March 23, 2010
Global Seminars & Invited Speaker Series
HOLY WEEK CYCLE
The image of La Soledad in the arts and its Pamplona version
D. Ricardo Fernández Gracia.
University of Navarra
The devotion to the sorrows of the Virgin was promoted in the 13th century by the Servite Order. Its feast dates back to 1413, in Cologne, to replace the celebration of the Virgin of the Passion -whose iconography aroused controversy when theologians saw her syncope or fainting as not in accordance with Mary- and thus counteract the iconoclastic movement of the followers of John Huss.
The cult and the feast spread throughout the Ancien Régime throughout Europe and Latin America. Until a few decades ago there were two festivities in the liturgical calendar dedicated to the Seven Sorrows of the Blessed Virgin: the first on Passion Friday, also called Friday of Sorrows, and the second on September 15, the day on which the Glorious Sorrows of Our Lady are commemorated. Both spread widely, although the first one was already very popular in plenary session of the Executive Council XVI century. The second was extended to the universal Church by Pope Pius VII in 1815, to commemorate her liberation from Neapolitan captivity. The duplication of the same invocation led recently to the suppression of that of Friday of Sorrows, although it is maintained wherever there is a deep-rooted devotion.
There are three main types with which figurative artists expressed the sorrows of the Virgin until the 16th century. The first, corresponding to the last scene of the Passion of Christ, at the moment of leaving his dead body in the tomb. Mary appears accompanied by St. John, the Marys, Nicodemus and Joseph of Arimathea, contemplating the corpse of her Son. Another way to effigy the topic of sorrows is the Virgin with her son in her lap after, according to the pious tradition, he was deposited in it by the holy men after untying him from the cross. It is a medieval topic with strength in the Renaissance. It is the well-known topic of the Pietà or of the Virgin of the Anguish. Finally, the third consists of presenting Mary at the foot of the cross, with seven daggers alluding to her seven sorrows, or a single sword as a recapitulation of all. Numerous engravings and paintings, especially from the Counter-Reformation period, made this subject their own.
The topic of the Solitude of the Virgin is Hispanic and a new way of representing the sorrows of the Virgin. Outside Spain, the version of the Virgin alone, unaccompanied, self-absorbed, after having proceeded to the burial of Christ, dressed in widow's headdresses and not with a sword stuck in her chest, but at most contemplating or holding some of the instruments of the Passion was hardly represented.
With precedents in some Flemish prints and specific French sculptures by Germain Pilon, the topic would gain a great development in Spain from the sculpture that Gaspar Becerra carved in 1565, with the sponsorship of Queen Isabella of Valois and her chambermaid the Countess of Ureña, to whom the dress of the image was due to the use of Spanish widows, with monkish headdresses and large black cloak.

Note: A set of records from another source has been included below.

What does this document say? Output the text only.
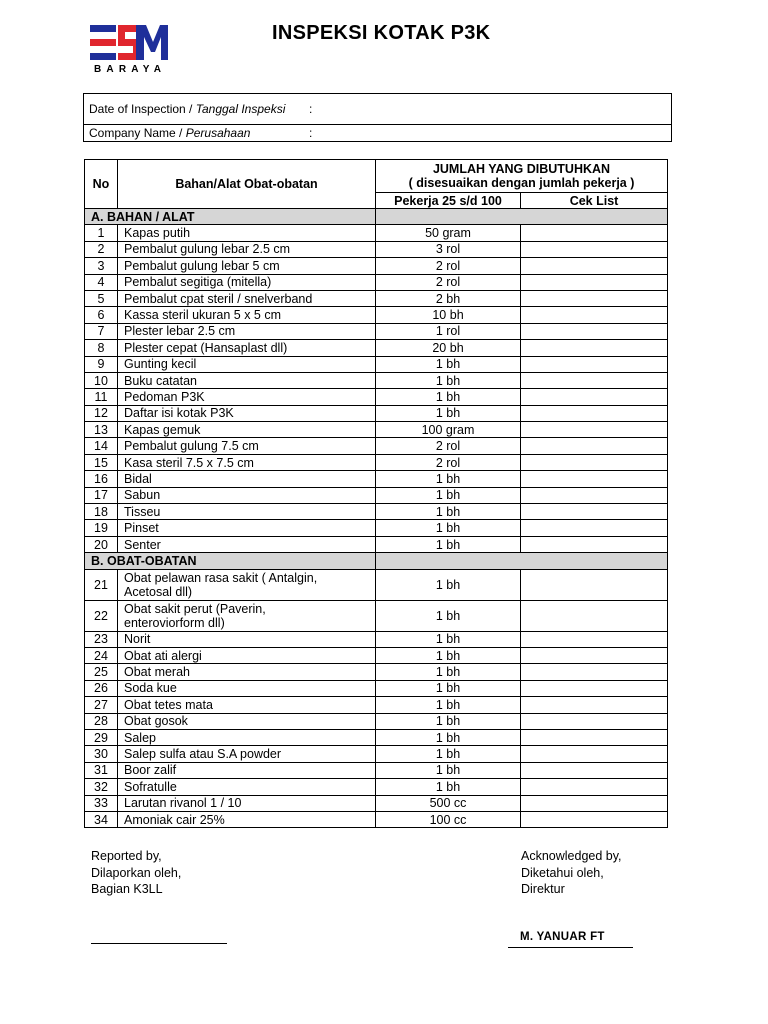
BARAYA
INSPEKSI KOTAK P3K
Date of Inspection / Tanggal Inspeksi	:	
Company Name / Perusahaan	:	
No	Bahan/Alat Obat-obatan	JUMLAH YANG DIBUTUHKAN
( disesuaikan dengan jumlah pekerja )	

		Pekerja 25 s/d 100	Cek List
A. BAHAN / ALAT			
1	Kapas putih	50 gram	
2	Pembalut gulung lebar 2.5 cm	3 rol	
3	Pembalut gulung lebar 5 cm	2 rol	
4	Pembalut segitiga (mitella)	2 rol	
5	Pembalut cpat steril / snelverband	2 bh	
6	Kassa steril ukuran 5 x 5 cm	10 bh	
7	Plester lebar 2.5 cm	1 rol	
8	Plester cepat (Hansaplast dll)	20 bh	
9	Gunting kecil	1 bh	
10	Buku catatan	1 bh	
11	Pedoman P3K	1 bh	
12	Daftar isi kotak P3K	1 bh	
13	Kapas gemuk	100 gram	
14	Pembalut gulung 7.5 cm	2 rol	
15	Kasa steril 7.5 x 7.5 cm	2 rol	
16	Bidal	1 bh	
17	Sabun	1 bh	
18	Tisseu	1 bh	
19	Pinset	1 bh	
20	Senter	1 bh	
B. OBAT-OBATAN			
21	Obat pelawan rasa sakit ( Antalgin,
Acetosal dll)	1 bh	
22	Obat sakit perut (Paverin,
enteroviorform dll)	1 bh	
23	Norit	1 bh	
24	Obat ati alergi	1 bh	
25	Obat merah	1 bh	
26	Soda kue	1 bh	
27	Obat tetes mata	1 bh	
28	Obat gosok	1 bh	
29	Salep	1 bh	
30	Salep sulfa atau S.A powder	1 bh	
31	Boor zalif	1 bh	
32	Sofratulle	1 bh	
33	Larutan rivanol 1 / 10	500 cc	
34	Amoniak cair 25%	100 cc	
Reported by,
Dilaporkan oleh,
Bagian K3LL
Acknowledged by,
Diketahui oleh,
Direktur
M. YANUAR FT
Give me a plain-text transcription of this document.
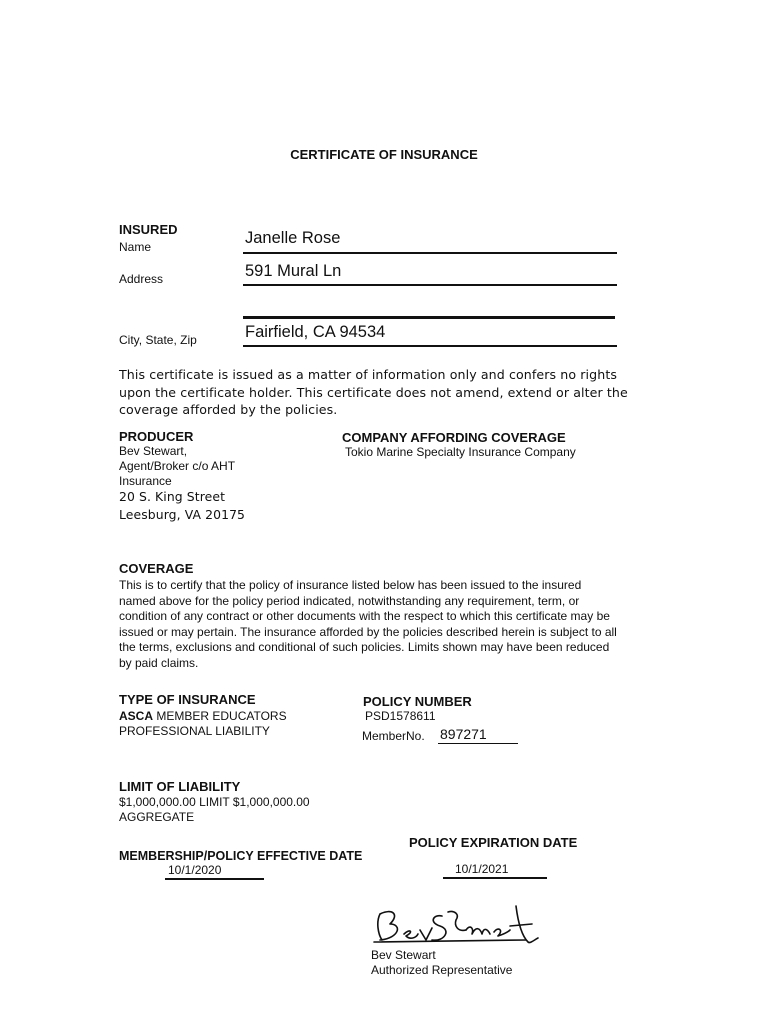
CERTIFICATE OF INSURANCE
INSURED
Name	Janelle Rose
Address	591 Mural Ln
City, State, Zip	Fairfield, CA 94534
This certificate is issued as a matter of information only and confers no rights upon the certificate holder. This certificate does not amend, extend or alter the coverage afforded by the policies.
PRODUCER
Bev Stewart,
Agent/Broker c/o AHT
Insurance
20 S. King Street
Leesburg, VA 20175
COMPANY AFFORDING COVERAGE
Tokio Marine Specialty Insurance Company
COVERAGE
This is to certify that the policy of insurance listed below has been issued to the insured named above for the policy period indicated, notwithstanding any requirement, term, or condition of any contract or other documents with the respect to which this certificate may be issued or may pertain. The insurance afforded by the policies described herein is subject to all the terms, exclusions and conditional of such policies. Limits shown may have been reduced by paid claims.
TYPE OF INSURANCE
ASCA MEMBER EDUCATORS
PROFESSIONAL LIABILITY
POLICY NUMBER
PSD1578611
MemberNo. 897271
LIMIT OF LIABILITY
$1,000,000.00 LIMIT $1,000,000.00
AGGREGATE
POLICY EXPIRATION DATE
10/1/2021
MEMBERSHIP/POLICY EFFECTIVE DATE
10/1/2020
Bev Stewart
Authorized Representative
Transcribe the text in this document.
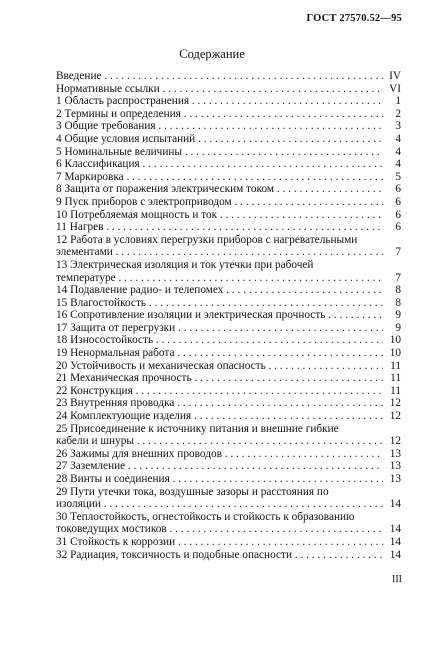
ГОСТ 27570.52—95
Содержание
Введение . . .	IV
Нормативные ссылки . . .	VI
1 Область распространения . . .	1
2 Термины и определения . . .	2
3 Общие требования . . .	3
4 Общие условия испытаний . . .	4
5 Номинальные величины . . .	4
6 Классификация . . .	4
7 Маркировка . . .	5
8 Защита от поражения электрическим током . . .	6
9 Пуск приборов с электроприводом . . .	6
10 Потребляемая мощность и ток . . .	6
11 Нагрев . . .	6
12 Работа в условиях перегрузки приборов с нагревательными
элементами . . .	7
13 Электрическая изоляция и ток утечки при рабочей
температуре . . .	7
14 Подавление радио- и телепомех . . .	8
15 Влагостойкость . . .	8
16 Сопротивление изоляции и электрическая прочность . . .	9
17 Защита от перегрузки . . .	9
18 Износостойкость . . .	10
19 Ненормальная работа . . .	10
20 Устойчивость и механическая опасность . . .	11
21 Механическая прочность . . .	11
22 Конструкция . . .	11
23 Внутренняя проводка . . .	12
24 Комплектующие изделия . . .	12
25 Присоединение к источнику питания и внешние гибкие
кабели и шнуры . . .	12
26 Зажимы для внешних проводов . . .	13
27 Заземление . . .	13
28 Винты и соединения . . .	13
29 Пути утечки тока, воздушные зазоры и расстояния по
изоляции . . .	14
30 Теплостойкость, огнестойкость и стойкость к образованию
токоведущих мостиков . . .	14
31 Стойкость к коррозии . . .	14
32 Радиация, токсичность и подобные опасности . . .	14
III
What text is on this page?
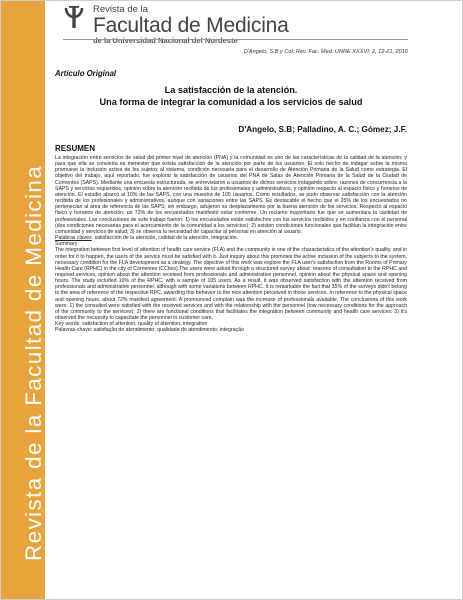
Revista de la Facultad de Medicina
Revista de la
Facultad de Medicina
de la Universidad Nacional del Nordeste
D'Angelo, S.B y Col. Rev. Fac. Med. UNNE XXXVI: 2, 12-21, 2016
Artículo Original
La satisfacción de la atención.
Una forma de integrar la comunidad a los servicios de salud
D'Angelo, S.B; Palladino, A. C.; Gómez; J.F.
RESUMEN

La integración entre servicios de salud del primer nivel de atención (PNA) y la comunidad es uno de las características de la calidad de la atención; y para que ella se convierta es menester que exista satisfacción de la atención por parte de los usuarios. El solo hecho de indagar sobre la misma promueve la inclusión activa de los sujetos al sistema, condición necesaria para el desarrollo de Atención Primaria de la Salud como estrategia. El objetivo del trabajo, aquí reportado, fue explorar la satisfacción de usuarios del PNA de Salas de Atención Primaria de la Salud de la Ciudad de Corrientes (SAPS). Mediante una encuesta estructurada, se entrevistaron a usuarios de dichos servicios indagando sobre: razones de concurrencia a la SAPS y servicios requeridos, opinión sobre la atención recibida de los profesionales y administrativos, y opinión respecto al espacio físico y horarios de atención. El estudio abarcó al 10% de las SAPS, con una muestra de 105 usuarios. Como resultados, se pudo observar satisfacción con la atención recibida de los profesionales y administrativos, aunque con variaciones entre las SAPS. Es destacable el hecho que el 35% de los encuestados no pertenecían al área de referencia de las SAPS; sin embargo, adujeron su desplazamiento por la buena atención de los servicios. Respecto al espacio físico y horarios de atención, un 72% de los encuestados manifestó estar conforme. Un reclamo mayoritario fue que se aumentara la cantidad de profesionales. Las conclusiones de este trabajo fueron: 1) los encuestados están satisfechos con los servicios recibidos y en confianza con el personal (dos condiciones necesarias para el acercamiento de la comunidad a los servicios); 2) existen condiciones funcionales que facilitan la integración entre comunidad y servicios de salud; 3) se observa la necesidad de capacitar al personal en atención al usuario.

Palabras claves: satisfacción de la atención, calidad de la atención, integración.

Summary

The integration between first level of attention of health care service (FLA) and the community is one of the characteristics of the attention's quality, and in order for it to happen, the users of the service must be satisfied with it. Just inquiry about this promotes the active inclusion of the subjects to the system, necessary condition for the FLA development as a strategy. The objective of this work was explore the FLA user's satisfaction from the Rooms of Primary Health Care (RPHC) in the city of Corrientes (CCties).The users were asked through a structured survey about: reasons of consultation to the RPHC and required services, opinion about the attention received from professionals and administrative personnel, opinion about the physical space and opening hours. The study included 10% of the RPHC, with a sample of 105 users. As a result, it was observed satisfaction with the attention received from professionals and administrative personnel, although with some variations between RPHC. It is remarkable the fact that 35% of the surveys didn't belong to the area of reference of the respective RPC, awarding this behavior to the nice attention perceived in those services. In reference to the physical space and opening hours, about 72% manifest agreement. A pronounced complain was the increase of professionals available. The conclusions of this work were: 1) the consulted were satisfied with the received services and with the relationship with the personnel (tow necessary conditions for the approach of the community to the services); 2) there are functional conditions that facilitates the integration between community and health care services; 3) it's observed the necessity to capacitate the personnel in customer care.

Key words: satisfaction of attention, quality of attention, integration

Palavras-chave: satisfação do atendimento; qualidade do atendimento; integração
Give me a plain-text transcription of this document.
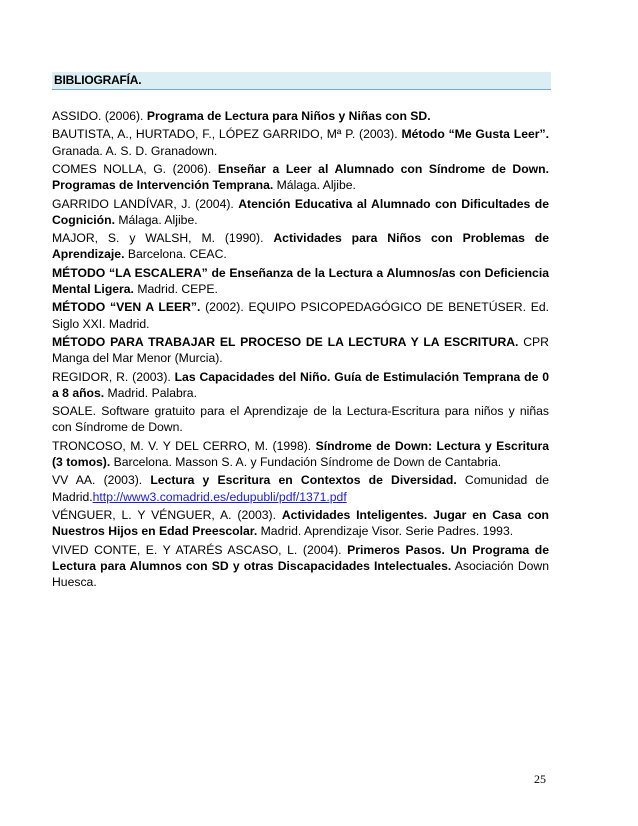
BIBLIOGRAFÍA.

ASSIDO. (2006). Programa de Lectura para Niños y Niñas con SD.

BAUTISTA, A., HURTADO, F., LÓPEZ GARRIDO, Mª P. (2003). Método “Me Gusta Leer”. Granada. A. S. D. Granadown.

COMES NOLLA, G. (2006). Enseñar a Leer al Alumnado con Síndrome de Down. Programas de Intervención Temprana. Málaga. Aljibe.

GARRIDO LANDÍVAR, J. (2004). Atención Educativa al Alumnado con Dificultades de Cognición. Málaga. Aljibe.

MAJOR, S. y WALSH, M. (1990). Actividades para Niños con Problemas de Aprendizaje. Barcelona. CEAC.

MÉTODO “LA ESCALERA” de Enseñanza de la Lectura a Alumnos/as con Deficiencia Mental Ligera. Madrid. CEPE.

MÉTODO “VEN A LEER”. (2002). EQUIPO PSICOPEDAGÓGICO DE BENETÚSER. Ed. Siglo XXI. Madrid.

MÉTODO PARA TRABAJAR EL PROCESO DE LA LECTURA Y LA ESCRITURA. CPR Manga del Mar Menor (Murcia).

REGIDOR, R. (2003). Las Capacidades del Niño. Guía de Estimulación Temprana de 0 a 8 años. Madrid. Palabra.

SOALE. Software gratuito para el Aprendizaje de la Lectura-Escritura para niños y niñas con Síndrome de Down.

TRONCOSO, M. V. Y DEL CERRO, M. (1998). Síndrome de Down: Lectura y Escritura (3 tomos). Barcelona. Masson S. A. y Fundación Síndrome de Down de Cantabria.

VV AA. (2003). Lectura y Escritura en Contextos de Diversidad. Comunidad de Madrid.http://www3.comadrid.es/edupubli/pdf/1371.pdf

VÉNGUER, L. Y VÉNGUER, A. (2003). Actividades Inteligentes. Jugar en Casa con Nuestros Hijos en Edad Preescolar. Madrid. Aprendizaje Visor. Serie Padres. 1993.

VIVED CONTE, E. Y ATARÉS ASCASO, L. (2004). Primeros Pasos. Un Programa de Lectura para Alumnos con SD y otras Discapacidades Intelectuales. Asociación Down Huesca.

25
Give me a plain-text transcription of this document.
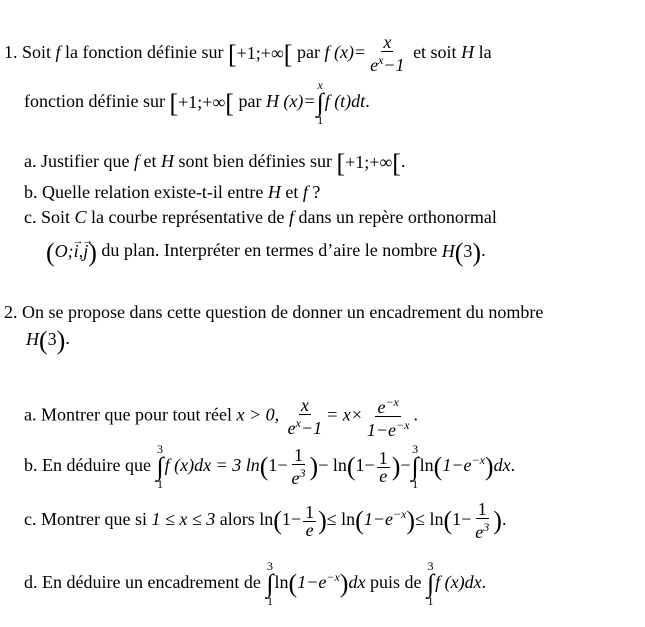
1. Soit f la fonction définie sur [+1;+∞[ par f $(x)= \frac{x}{e^x-1}$ et soit H la
fonction définie sur [+1;+∞[ par H (x)=
x
∫
1
f (t)dt.
a. Justifier que f et H sont bien définies sur [+1;+∞[.
b. Quelle relation existe-t-il entre H et f ?
c. Soit C la courbe représentative de f dans un repère orthonormal
(O;→ i,→ j) du plan. Interpréter en termes d’aire le nombre H(3).
2. On se propose dans cette question de donner un encadrement du nombre
H(3).
a. Montrer que pour tout réel x > 0, $\frac{x}{e^x-1} = x\times \frac{e^{-x}}{1-e^{-x}}$ .
b. En déduire que
3
∫
1
f (x)dx = 3 $\ln(1- \frac{1}{e^3}$ )− $\ln(1- \frac{1}{e}$ )−
3
∫
1
$\ln(1-e^{-x})dx$.
c. Montrer que si 1 ≤ x ≤ 3 alors $\ln(1- \frac{1}{e}$ )≤ $\ln(1-e^{-x})\le \ln(1- \frac{1}{e^3}$ ).
d. En déduire un encadrement de
3
∫
1
$\ln(1-e^{-x})dx$ puis de
3
∫
1
f (x)dx.
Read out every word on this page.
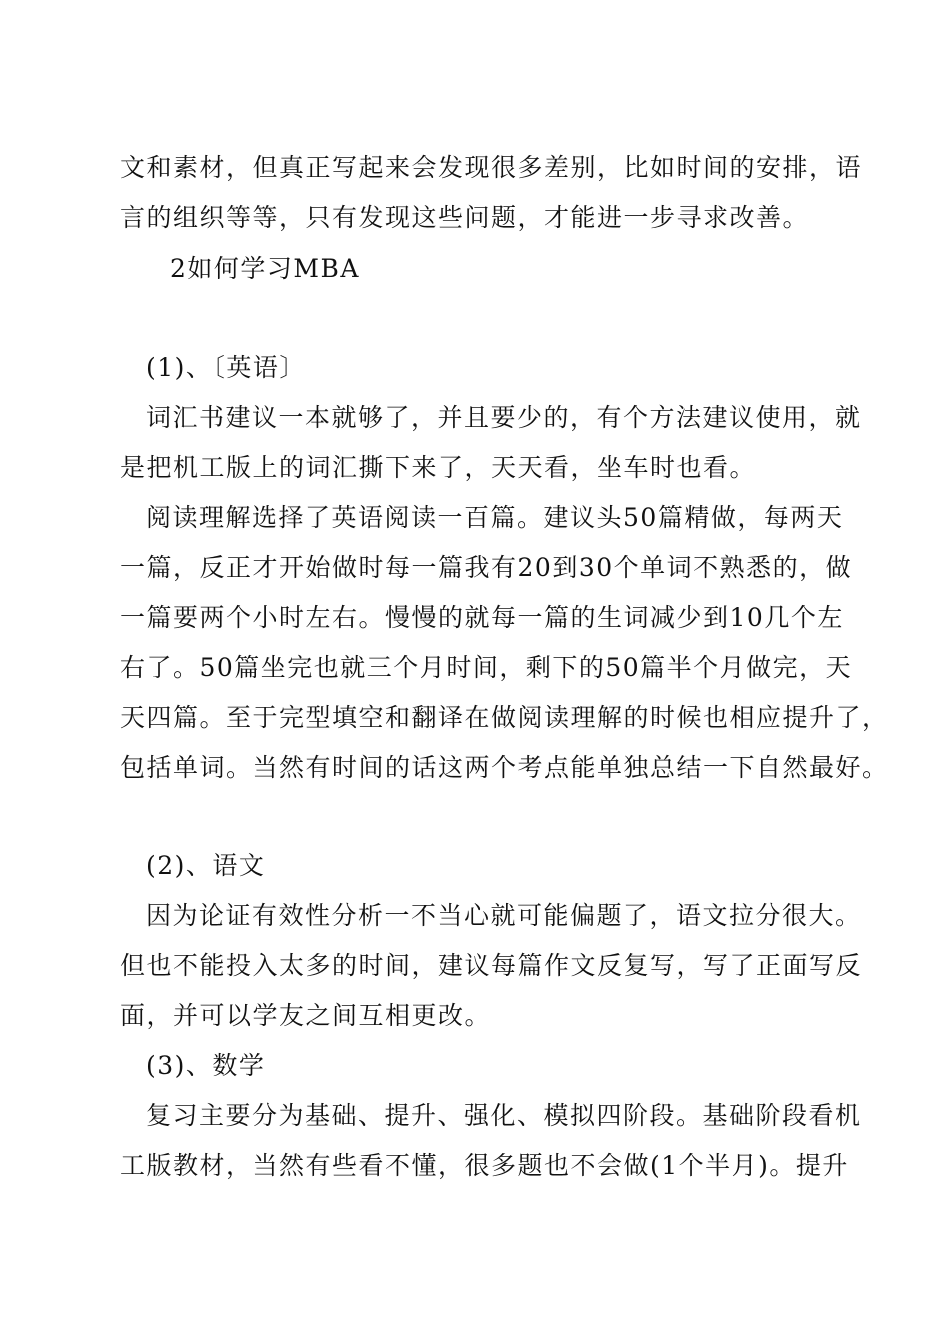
文和素材，但真正写起来会发现很多差别，比如时间的安排，语
言的组织等等，只有发现这些问题，才能进一步寻求改善。
2如何学习MBA
(1)、〔英语〕
词汇书建议一本就够了，并且要少的，有个方法建议使用，就
是把机工版上的词汇撕下来了，天天看，坐车时也看。
阅读理解选择了英语阅读一百篇。建议头50篇精做，每两天
一篇，反正才开始做时每一篇我有20到30个单词不熟悉的，做
一篇要两个小时左右。慢慢的就每一篇的生词减少到10几个左
右了。50篇坐完也就三个月时间，剩下的50篇半个月做完，天
天四篇。至于完型填空和翻译在做阅读理解的时候也相应提升了，
包括单词。当然有时间的话这两个考点能单独总结一下自然最好。
(2)、语文
因为论证有效性分析一不当心就可能偏题了，语文拉分很大。
但也不能投入太多的时间，建议每篇作文反复写，写了正面写反
面，并可以学友之间互相更改。
(3)、数学
复习主要分为基础、提升、强化、模拟四阶段。基础阶段看机
工版教材，当然有些看不懂，很多题也不会做(1个半月)。提升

Throughout the following centuries the model was spread throughout the peninsular territories, always obeying the Madrid reference. Paintings, candlestick and round images, engravings, medals and scapulars are a good example of this.
"Soledad". Novohispanic painting by Blas Enriquez, c. 1780 on silver framework punched in Mexico. Private collection. Pamplona
Numerous examples of this iconography of the Solitude are preserved in Navarre, mostly from the XVII and XVIII centuries, most of them in churches. Its images took on special prominence during Holy Week on the occasion of the Procession of the Holy Burial where it was paraded at the end, after the ecclesiastical and civil presidency and in the functions of the Descent from the Cross or the Disenclave.
The abundance of these images was due to the worship they received throughout the year, but above all to the prominence they took on during Lent and Holy Week, both in the Good Friday processions and in the Descent from the Cross.
Altarpiece of the Soledad de Lesaca, by Tomás Jáuregui, 1751-1754.
The last great icon of this subject of Solitude was undoubtedly the one carved by the Catalan sculptor Rosendo Nobas for the City Council of Pamplona in 1884, which is worshipped in the parish church of San Lorenzo in Pamplona. In Pamplona the return of Good Friday also has the sense of solitude of the Mother of God. In the same capital of Navarre, a curious publication of 1888 on the order of the Procession of the Holy Burial, reports that the Solitude was the eighth and last step of the procession with this paragraph: "Finished the official document of the burial of Jesus, his Most Holy Mother penetrated of a new pain to be alone and deprived not only of the living Son, but also of his dead body, she determined to return to Jerusalem, and she did it accompanied singularly in this painful way of the knights Joseph and Nicodemus. It is not much then, that twelve knights from Pamplona, invited by the Exmº City Council precede her passage of the Soledad illuminating her. This step has also been enriched with a new platform at the expense of the Corporation".
"Soledad" by Rosendo Nobas y Ballbé. Pamplona. 1883.